The plant needs the dunes to scour its seeds so they can continue to reproduce, Howard said. “Without the sand movement, you don’t get that scouring effect, and in return you get reduced germination rates of that particular plant. So we use Pitcher’s thistle success and growth as an indicator for whether the dunes are healthy.”
Coupled with understanding how individuals use dunes, researchers also sought how to galvanize dune supporters.
“We wanted to catalyze a group of dune stakeholders,” said Robert Richardson, an ecological economist with Michigan State who helped develop the survey that 3,610 people answered. “So given that we don’t know who cares about dunes, people who took the survey were invited to give us their contact information so that we could follow up. So now we can build upon this dune stakeholder community.”
Survey respondents were fairly homogeneous, Richardson said. About 87 percent are white.
“We feel like that’s also an opportunity for the Department of Natural Resources to do some targeted outreach to reach more diverse communities who may not have visited dunes or who may not be aware of the uniqueness of dunes,” Richardson said.
To reach minorities, there needs to be a reframing of the discussion about promoting the environment, said Sandra Turner-Handy, the community engagement director for the Michigan Environmental Council.
It’s not that people of color don’t enjoy nature, because they do, she said. The priorities for many people of color in the environment are about survival.
“We are long-term lovers of nature. But when we have our hands in the dirt or we’re fishing or hunting, we’re supplying our food system,” she said. “Reframing how we can enjoy the environment is happening and it will take a while. But we have to invite more people of color into the conversation about the environment so we can begin to understand how it plays a natural role in our everyday lives.”
It’s not easy to calculate the economic value of dunes. Park officials say Sleeping Bear Dunes National Lakeshore brought in 1.68 million people in 2016 who spent $183 million in nearby communities. Silver Lake Sand Dunes officials say that state park generates about $2 million a year from the 1 million people who visit. Arcadia dunes near Traverse City collects close to $1.45 million a year in direct economic impact, according to the Grand Traverse Regional Land Conservancy.

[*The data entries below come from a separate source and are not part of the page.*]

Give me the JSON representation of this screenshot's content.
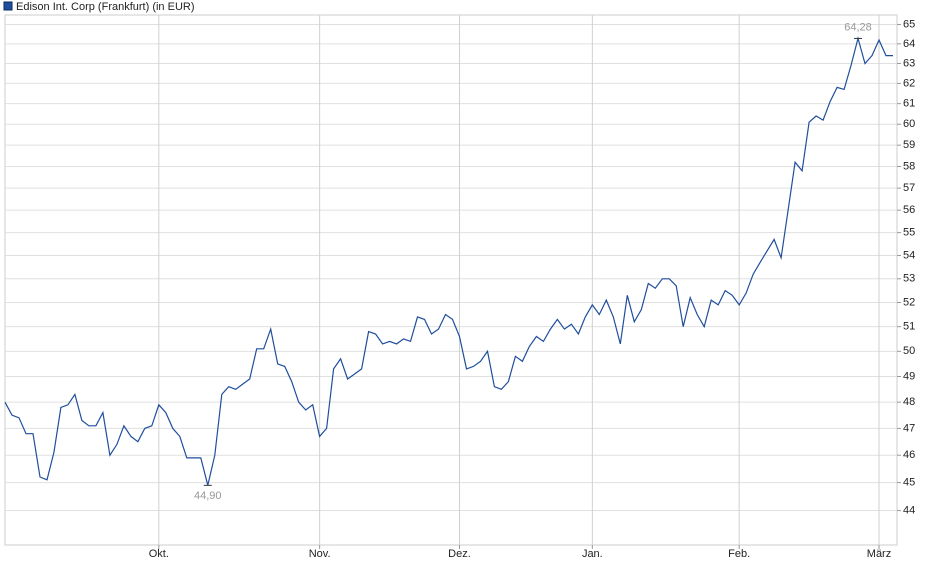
{
  "chart_data": {
    "type": "line",
    "categories": [
      null,
      null,
      null,
      null,
      null,
      null,
      null,
      null,
      null,
      null,
      null,
      null,
      null,
      null,
      null,
      null,
      null,
      null,
      null,
      null,
      null,
      null,
      "Okt.",
      null,
      null,
      null,
      null,
      null,
      null,
      null,
      null,
      null,
      null,
      null,
      null,
      null,
      null,
      null,
      null,
      null,
      null,
      null,
      null,
      null,
      null,
      "Nov.",
      null,
      null,
      null,
      null,
      null,
      null,
      null,
      null,
      null,
      null,
      null,
      null,
      null,
      null,
      null,
      null,
      null,
      null,
      null,
      "Dez.",
      null,
      null,
      null,
      null,
      null,
      null,
      null,
      null,
      null,
      null,
      null,
      null,
      null,
      null,
      null,
      null,
      null,
      null,
      "Jan.",
      null,
      null,
      null,
      null,
      null,
      null,
      null,
      null,
      null,
      null,
      null,
      null,
      null,
      null,
      null,
      null,
      null,
      null,
      null,
      null,
      "Feb.",
      null,
      null,
      null,
      null,
      null,
      null,
      null,
      null,
      null,
      null,
      null,
      null,
      null,
      null,
      null,
      null,
      null,
      null,
      null,
      "März",
      null,
      null
    ],
    "series": [
      {
        "name": "Edison Int. Corp (Frankfurt) (in EUR)",
        "color": "#1f4e9c",
        "values": [
          48.0,
          47.5,
          47.4,
          46.8,
          46.8,
          45.2,
          45.1,
          46.1,
          47.8,
          47.9,
          48.3,
          47.3,
          47.1,
          47.1,
          47.6,
          46.0,
          46.4,
          47.1,
          46.7,
          46.5,
          47.0,
          47.1,
          47.9,
          47.6,
          47.0,
          46.7,
          45.9,
          45.9,
          45.9,
          44.9,
          46.0,
          48.3,
          48.6,
          48.5,
          48.7,
          48.9,
          50.1,
          50.1,
          50.9,
          49.5,
          49.4,
          48.8,
          48.0,
          47.7,
          47.9,
          46.7,
          47.0,
          49.3,
          49.7,
          48.9,
          49.1,
          49.3,
          50.8,
          50.7,
          50.3,
          50.4,
          50.3,
          50.5,
          50.4,
          51.4,
          51.3,
          50.7,
          50.9,
          51.5,
          51.3,
          50.6,
          49.3,
          49.4,
          49.6,
          50.0,
          48.6,
          48.5,
          48.8,
          49.8,
          49.6,
          50.2,
          50.6,
          50.4,
          50.9,
          51.3,
          50.9,
          51.1,
          50.7,
          51.4,
          51.9,
          51.5,
          52.1,
          51.4,
          50.3,
          52.3,
          51.2,
          51.7,
          52.8,
          52.6,
          53.0,
          53.0,
          52.7,
          51.0,
          52.2,
          51.5,
          51.0,
          52.1,
          51.9,
          52.5,
          52.3,
          51.9,
          52.4,
          53.2,
          53.7,
          54.2,
          54.7,
          53.9,
          56.0,
          58.2,
          57.8,
          60.1,
          60.4,
          60.2,
          61.1,
          61.8,
          61.7,
          62.9,
          64.28,
          63.0,
          63.4,
          64.2,
          63.4,
          63.4
        ],
        "value_labels": [
          null,
          null,
          null,
          null,
          null,
          null,
          null,
          null,
          null,
          null,
          null,
          null,
          null,
          null,
          null,
          null,
          null,
          null,
          null,
          null,
          null,
          null,
          null,
          null,
          null,
          null,
          null,
          null,
          null,
          "44,90",
          null,
          null,
          null,
          null,
          null,
          null,
          null,
          null,
          null,
          null,
          null,
          null,
          null,
          null,
          null,
          null,
          null,
          null,
          null,
          null,
          null,
          null,
          null,
          null,
          null,
          null,
          null,
          null,
          null,
          null,
          null,
          null,
          null,
          null,
          null,
          null,
          null,
          null,
          null,
          null,
          null,
          null,
          null,
          null,
          null,
          null,
          null,
          null,
          null,
          null,
          null,
          null,
          null,
          null,
          null,
          null,
          null,
          null,
          null,
          null,
          null,
          null,
          null,
          null,
          null,
          null,
          null,
          null,
          null,
          null,
          null,
          null,
          null,
          null,
          null,
          null,
          null,
          null,
          null,
          null,
          null,
          null,
          null,
          null,
          null,
          null,
          null,
          null,
          null,
          null,
          null,
          null,
          "64,28",
          null,
          null,
          null,
          null,
          null
        ]
      }
    ],
    "ylim": [
      42.8,
      65.5
    ],
    "log_y": true,
    "yticks": [
      44,
      45,
      46,
      47,
      48,
      49,
      50,
      51,
      52,
      53,
      54,
      55,
      56,
      57,
      58,
      59,
      60,
      61,
      62,
      63,
      64,
      65
    ],
    "grid": true
  }
}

Howard said, “They offer Michigan a unique opportunity to develop an ecotourism economy. We know people traveling from all over the country and all around the world come to see these dunes.”
As dynamic as they are, dunes are also sensitive to outside influences. When people pick them as a tourist spot, it can harm them.
“In a large dune area, there are places where people run wild,” said David Foote, the director of stewardship for the Grand Traverse Regional Land Conservancy. “It denudes the face of the dune, moving vegetation from an entire system.”
As a solution, the conservancy uses a tactic called controlled trampling. That makes it more inconvenient for individuals to walk on dunes by making the trails between them and parking lots longer. Fewer people walking on the dunes loosens up the sand, without destabilizing the mound.
“If you have just a trickle of people, it can free up sand that will be blown up the dune on the backside,” Foote said. “That way rare plants like Pitcher’s thistle can thrive. It’s sustainable in the long run and a way we handle public use on some of the larger properties.”